Multiple funding sources
Funding for the project came through multiple sources, including commitments from the towns of Wilmington and Dover. Family members made donations. The organization also used some of the equity in its Brattleboro building, Darrow said.
Maggie Lewis is The Gathering Placen’s new executive director. She stepped into the position in April.
The Dover site is an expansion of the programs it currently offers in Brattleboro. She said one of the primary benefits is a shorter drive for clients in the Deerfield Valley. Some clients travelled as much as an hour one way to reach the Brattleboro site.

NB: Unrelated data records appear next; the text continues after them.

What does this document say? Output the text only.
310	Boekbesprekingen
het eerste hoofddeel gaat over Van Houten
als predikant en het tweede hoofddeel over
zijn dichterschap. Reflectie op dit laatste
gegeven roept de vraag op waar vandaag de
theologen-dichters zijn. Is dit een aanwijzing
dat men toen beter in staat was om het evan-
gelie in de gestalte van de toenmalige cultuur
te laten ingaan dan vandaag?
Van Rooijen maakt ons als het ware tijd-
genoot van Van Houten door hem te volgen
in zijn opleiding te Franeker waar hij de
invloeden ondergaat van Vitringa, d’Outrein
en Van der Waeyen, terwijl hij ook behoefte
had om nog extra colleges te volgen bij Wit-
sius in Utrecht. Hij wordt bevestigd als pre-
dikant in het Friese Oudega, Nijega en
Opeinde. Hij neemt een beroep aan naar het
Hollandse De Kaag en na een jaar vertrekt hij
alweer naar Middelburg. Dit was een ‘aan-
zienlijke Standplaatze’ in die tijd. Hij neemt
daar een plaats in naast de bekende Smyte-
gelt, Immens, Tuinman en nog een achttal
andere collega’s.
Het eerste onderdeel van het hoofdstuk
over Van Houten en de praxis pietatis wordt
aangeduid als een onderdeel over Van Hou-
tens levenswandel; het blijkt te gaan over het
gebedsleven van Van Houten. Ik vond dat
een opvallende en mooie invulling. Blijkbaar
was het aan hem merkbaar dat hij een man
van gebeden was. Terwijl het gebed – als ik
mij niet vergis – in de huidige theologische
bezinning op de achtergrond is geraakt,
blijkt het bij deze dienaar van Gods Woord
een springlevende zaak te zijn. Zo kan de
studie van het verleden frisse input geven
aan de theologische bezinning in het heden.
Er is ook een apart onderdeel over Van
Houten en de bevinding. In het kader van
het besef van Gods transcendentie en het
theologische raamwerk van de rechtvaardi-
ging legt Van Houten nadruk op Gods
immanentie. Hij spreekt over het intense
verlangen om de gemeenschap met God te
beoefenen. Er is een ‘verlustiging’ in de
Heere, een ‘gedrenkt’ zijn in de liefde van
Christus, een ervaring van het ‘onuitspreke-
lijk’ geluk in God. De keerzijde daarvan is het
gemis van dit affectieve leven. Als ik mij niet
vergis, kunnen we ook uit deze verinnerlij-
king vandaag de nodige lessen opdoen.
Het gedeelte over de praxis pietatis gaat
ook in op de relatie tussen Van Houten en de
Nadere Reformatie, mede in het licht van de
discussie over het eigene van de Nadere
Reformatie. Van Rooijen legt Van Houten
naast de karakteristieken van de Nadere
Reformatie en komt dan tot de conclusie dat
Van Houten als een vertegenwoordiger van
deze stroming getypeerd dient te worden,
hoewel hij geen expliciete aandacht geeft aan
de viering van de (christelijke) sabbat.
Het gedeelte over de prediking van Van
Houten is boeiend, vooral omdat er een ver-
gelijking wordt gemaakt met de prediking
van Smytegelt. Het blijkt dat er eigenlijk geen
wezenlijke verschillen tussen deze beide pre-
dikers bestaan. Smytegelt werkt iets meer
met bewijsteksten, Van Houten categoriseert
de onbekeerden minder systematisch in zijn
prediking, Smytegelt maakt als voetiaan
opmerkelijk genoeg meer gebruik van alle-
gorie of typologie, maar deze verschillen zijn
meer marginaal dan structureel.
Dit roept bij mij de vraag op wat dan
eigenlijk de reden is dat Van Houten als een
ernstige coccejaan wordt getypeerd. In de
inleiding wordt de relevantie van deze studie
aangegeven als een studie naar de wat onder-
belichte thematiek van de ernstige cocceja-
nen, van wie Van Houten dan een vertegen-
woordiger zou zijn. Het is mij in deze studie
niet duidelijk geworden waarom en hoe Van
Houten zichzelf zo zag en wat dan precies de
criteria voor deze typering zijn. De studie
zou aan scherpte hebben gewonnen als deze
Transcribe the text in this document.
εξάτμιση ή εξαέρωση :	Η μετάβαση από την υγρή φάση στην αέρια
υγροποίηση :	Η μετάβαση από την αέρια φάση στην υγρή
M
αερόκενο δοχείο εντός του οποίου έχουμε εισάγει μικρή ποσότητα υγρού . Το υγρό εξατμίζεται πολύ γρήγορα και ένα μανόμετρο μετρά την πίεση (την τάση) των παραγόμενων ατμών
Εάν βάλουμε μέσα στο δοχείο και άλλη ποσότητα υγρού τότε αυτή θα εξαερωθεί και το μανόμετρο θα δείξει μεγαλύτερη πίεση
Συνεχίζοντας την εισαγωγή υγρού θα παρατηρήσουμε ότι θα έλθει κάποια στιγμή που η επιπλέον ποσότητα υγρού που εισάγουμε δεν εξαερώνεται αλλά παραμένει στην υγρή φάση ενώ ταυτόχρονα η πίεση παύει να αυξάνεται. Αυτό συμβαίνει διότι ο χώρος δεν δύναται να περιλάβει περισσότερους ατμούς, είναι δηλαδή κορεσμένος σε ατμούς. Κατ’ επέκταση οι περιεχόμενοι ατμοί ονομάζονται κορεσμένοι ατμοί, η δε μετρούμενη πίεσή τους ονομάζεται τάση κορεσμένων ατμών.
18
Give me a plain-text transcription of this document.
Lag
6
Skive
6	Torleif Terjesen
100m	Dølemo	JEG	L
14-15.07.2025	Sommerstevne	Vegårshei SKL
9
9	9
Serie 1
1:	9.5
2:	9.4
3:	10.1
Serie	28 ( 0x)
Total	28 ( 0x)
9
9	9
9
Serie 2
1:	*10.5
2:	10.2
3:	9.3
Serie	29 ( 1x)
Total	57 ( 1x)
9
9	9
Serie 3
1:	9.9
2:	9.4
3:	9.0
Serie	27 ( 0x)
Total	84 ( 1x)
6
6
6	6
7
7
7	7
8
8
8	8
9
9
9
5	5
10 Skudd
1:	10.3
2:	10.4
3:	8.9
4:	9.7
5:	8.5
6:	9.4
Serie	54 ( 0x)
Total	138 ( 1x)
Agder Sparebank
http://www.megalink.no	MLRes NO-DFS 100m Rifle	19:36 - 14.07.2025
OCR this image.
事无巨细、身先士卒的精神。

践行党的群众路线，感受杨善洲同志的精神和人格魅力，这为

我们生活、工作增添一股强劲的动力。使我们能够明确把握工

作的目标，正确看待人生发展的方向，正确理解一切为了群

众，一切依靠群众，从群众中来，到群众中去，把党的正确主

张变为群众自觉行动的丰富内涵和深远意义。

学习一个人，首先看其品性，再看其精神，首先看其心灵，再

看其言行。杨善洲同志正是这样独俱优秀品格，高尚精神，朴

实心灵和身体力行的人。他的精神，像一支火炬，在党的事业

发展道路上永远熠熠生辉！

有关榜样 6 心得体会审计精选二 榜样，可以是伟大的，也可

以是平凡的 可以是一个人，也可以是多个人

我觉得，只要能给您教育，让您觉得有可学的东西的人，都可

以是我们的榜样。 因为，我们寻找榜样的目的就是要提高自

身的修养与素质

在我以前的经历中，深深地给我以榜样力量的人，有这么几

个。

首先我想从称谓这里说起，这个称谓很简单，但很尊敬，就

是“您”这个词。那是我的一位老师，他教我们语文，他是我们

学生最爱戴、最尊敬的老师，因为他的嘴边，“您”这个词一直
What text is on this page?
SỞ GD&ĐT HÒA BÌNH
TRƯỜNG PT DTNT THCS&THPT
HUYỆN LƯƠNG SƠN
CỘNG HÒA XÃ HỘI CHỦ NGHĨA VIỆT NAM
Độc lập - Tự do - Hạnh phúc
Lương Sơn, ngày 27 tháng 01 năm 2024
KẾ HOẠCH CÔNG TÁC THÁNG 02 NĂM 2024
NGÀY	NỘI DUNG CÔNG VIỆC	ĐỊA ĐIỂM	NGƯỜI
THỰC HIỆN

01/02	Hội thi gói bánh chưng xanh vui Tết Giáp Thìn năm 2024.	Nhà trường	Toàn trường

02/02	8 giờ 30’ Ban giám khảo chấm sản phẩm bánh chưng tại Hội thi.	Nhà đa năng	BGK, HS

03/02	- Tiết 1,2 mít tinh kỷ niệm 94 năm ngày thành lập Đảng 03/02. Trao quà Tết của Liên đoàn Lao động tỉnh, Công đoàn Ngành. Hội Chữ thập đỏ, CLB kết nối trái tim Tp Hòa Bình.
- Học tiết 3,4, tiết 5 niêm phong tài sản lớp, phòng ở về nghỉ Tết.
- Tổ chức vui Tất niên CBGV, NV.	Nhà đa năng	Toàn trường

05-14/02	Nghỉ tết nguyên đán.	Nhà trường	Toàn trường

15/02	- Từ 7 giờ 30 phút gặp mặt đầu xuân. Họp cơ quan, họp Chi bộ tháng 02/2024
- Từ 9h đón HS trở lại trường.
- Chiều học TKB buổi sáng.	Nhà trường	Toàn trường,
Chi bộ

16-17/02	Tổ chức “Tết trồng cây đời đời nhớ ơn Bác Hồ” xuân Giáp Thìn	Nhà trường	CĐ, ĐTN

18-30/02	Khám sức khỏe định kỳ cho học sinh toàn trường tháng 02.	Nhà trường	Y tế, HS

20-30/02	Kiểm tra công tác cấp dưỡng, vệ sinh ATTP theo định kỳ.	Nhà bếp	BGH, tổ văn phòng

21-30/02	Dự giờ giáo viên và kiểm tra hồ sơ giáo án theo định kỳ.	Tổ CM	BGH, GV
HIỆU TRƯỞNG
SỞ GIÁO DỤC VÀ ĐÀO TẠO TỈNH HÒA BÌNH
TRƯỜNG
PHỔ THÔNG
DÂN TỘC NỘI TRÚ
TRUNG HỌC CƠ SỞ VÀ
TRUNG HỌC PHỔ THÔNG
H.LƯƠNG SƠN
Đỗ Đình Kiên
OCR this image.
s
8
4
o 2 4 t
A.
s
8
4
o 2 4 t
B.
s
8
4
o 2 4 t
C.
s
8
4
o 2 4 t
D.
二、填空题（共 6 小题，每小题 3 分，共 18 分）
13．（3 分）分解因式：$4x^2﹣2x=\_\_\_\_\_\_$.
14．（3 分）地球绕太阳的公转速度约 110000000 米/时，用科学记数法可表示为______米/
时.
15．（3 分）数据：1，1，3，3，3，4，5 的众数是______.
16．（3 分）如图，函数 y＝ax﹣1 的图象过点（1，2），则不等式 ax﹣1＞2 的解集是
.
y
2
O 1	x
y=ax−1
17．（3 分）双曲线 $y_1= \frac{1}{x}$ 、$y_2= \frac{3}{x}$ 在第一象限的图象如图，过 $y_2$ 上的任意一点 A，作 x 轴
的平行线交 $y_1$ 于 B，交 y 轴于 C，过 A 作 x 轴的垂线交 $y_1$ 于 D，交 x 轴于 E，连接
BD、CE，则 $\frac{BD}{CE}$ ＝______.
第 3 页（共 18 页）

“It’s a great go-between, if there’s a need in a family ... we’re available to help that family during the day,” she said. “If someone needs to go to work, their loved one can come and spend the day with us. It really becomes like a family.”
Lewis has worked in health care for more than 25 years with a focus on long-term care. Most recently, she worked for the Vermont Alzheimer’s association.
Lewis said she was a child when her passion for elder care and supporting adults with disabilities took root. According to Lewis, her father operated a camp for disabled World War II veterans. Then that camp transitioned into a camp for children with disabilities. Many of the veterans stayed on as camp councilors. Lewis and her siblings also worked at the camp.
“Being nurtured in that way by my parents, I’ve always had a sense of service, so I think that’s where the spark started,” she said.
The passion continued through college and graduate school. She feels that she is the luckiest person alive to work at The Gathering Place.